Avoiding culture shock: How to leave your anxieties behind as you study abroad

When I received my acceptance to the Danish Institute for Study Abroad in Copenhagen, Denmark, I took a big breath of relief and then proceeded to freak the Frankenstein out.

After weeks of assembling the application, writing the essays and surviving one close encounter with a scary woman from the Champaign Post Office concerning my passport, I can finally glimpse the light at the end of the tunnel. Denmark is just a health orientation and 17-hour plane ride away. Yet ever since I was accepted, the fear of my soon-to-be reality slowly, but surely has begun to creep in and unhinge my crazy. See example rant below:

Since I don’t speak the language of my host country, how in the world will I be able to communicate with the Danes I am supposed to be getting to know? How will I order a danish at a café if I can’t speak Danish? What if I say chocolate and they give me cheese? If I can’t eat my favorite kind of danish in Denmark, what can I do?!

This kind of frenzied anxiety took over my brain for about a week, but a call to my mother partially cured me. If she was weak with worry about my semester abroad, I had to appear strong and avoid nervous breakdowns over pastries.

Once she started rambling about Amanda Knox and what if I get lost, stolen, run over by a cyclist (they’re big into bikes in Copenhagen) and/or accused of murder, I realized that she could go crazy with concern for the both of us. To combat her fear I listed all the people I know who have gone abroad and have come back alive. It was a long list which included, Matthew Gilmer, junior in Business.

Gilmer, who studied abroad last spring in Milan, Italy, assured me that anxiety (personal and parental) is completely normal for any student who has never left the country (crossing into Canada via Niagara Falls doesn’t count). He said if you land in your host country prepared, there really is nothing to worry about. But, prepare you must.

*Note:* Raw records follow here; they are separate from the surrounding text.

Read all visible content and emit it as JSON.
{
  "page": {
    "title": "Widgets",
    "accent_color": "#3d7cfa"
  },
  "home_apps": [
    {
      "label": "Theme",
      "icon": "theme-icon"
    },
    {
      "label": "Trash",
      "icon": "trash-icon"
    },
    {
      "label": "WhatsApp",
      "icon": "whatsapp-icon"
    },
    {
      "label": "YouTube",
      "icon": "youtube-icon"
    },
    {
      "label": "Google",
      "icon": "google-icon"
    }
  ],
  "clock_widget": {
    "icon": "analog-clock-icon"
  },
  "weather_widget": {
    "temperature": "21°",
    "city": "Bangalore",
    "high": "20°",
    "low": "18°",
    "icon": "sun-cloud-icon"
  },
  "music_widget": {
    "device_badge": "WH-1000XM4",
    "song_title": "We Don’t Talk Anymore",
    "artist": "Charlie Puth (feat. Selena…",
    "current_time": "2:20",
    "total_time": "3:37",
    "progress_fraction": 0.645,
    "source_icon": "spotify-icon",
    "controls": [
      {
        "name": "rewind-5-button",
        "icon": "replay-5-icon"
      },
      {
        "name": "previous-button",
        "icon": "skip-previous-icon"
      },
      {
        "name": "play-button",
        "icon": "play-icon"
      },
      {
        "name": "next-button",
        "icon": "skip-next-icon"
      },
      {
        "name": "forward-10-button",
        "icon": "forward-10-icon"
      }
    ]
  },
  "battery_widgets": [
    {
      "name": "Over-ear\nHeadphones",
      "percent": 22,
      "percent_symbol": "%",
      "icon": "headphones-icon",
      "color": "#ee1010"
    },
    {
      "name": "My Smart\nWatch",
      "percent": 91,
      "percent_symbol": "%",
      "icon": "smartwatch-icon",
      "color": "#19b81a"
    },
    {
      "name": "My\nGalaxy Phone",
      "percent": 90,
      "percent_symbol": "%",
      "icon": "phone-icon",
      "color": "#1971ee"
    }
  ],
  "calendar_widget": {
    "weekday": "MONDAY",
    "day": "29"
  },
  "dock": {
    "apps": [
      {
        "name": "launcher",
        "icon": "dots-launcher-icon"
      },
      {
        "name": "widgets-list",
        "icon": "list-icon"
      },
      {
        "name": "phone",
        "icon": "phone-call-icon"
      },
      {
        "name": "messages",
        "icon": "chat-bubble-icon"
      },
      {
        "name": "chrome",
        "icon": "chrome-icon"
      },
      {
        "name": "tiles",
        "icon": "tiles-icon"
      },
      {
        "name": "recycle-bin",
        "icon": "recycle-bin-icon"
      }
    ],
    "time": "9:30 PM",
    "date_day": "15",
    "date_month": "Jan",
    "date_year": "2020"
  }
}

Here’s some things Gilmer said you ought to keep in mind before packing your bags and hopping aboard your plane to go abroad:

*1. Get to know your University beforehand* — Everyone has their host city and country down pat, but often students forget to think about the actual school they will be attending. Gilmer said that before arriving at Milan he wished he had known more about the University’s reputation, the kinds of classes they offered, the size of campus and campus life in general.

*2. Understand your independence* — Gilmer noted that he really didn’t realize beforehand how completely independent you are on yourself when abroad.

“It’s a big commitment, and you can’t just go back home for a weekend whenever you feel like it,” he said.

If it’s necessary to be attached to the hip to someone at all times and the word “alone” tends to frighten, you may be in for a surprise.

*3. Expect to nurse some kind of homesickness hangover* — The very first day Gilmer was in Milan it was a Sunday and everything was closed and everyone he encountered on the street didn’t speak English. “That first day I was convinced I needed to go back home and try to salvage the rest of my semester,” Gilmer said. Missing your parents, friends, University and even language is normal.

Though it is an adjustment process, Gilmer promises you will be okay, just give it a few days and a chance to find friends.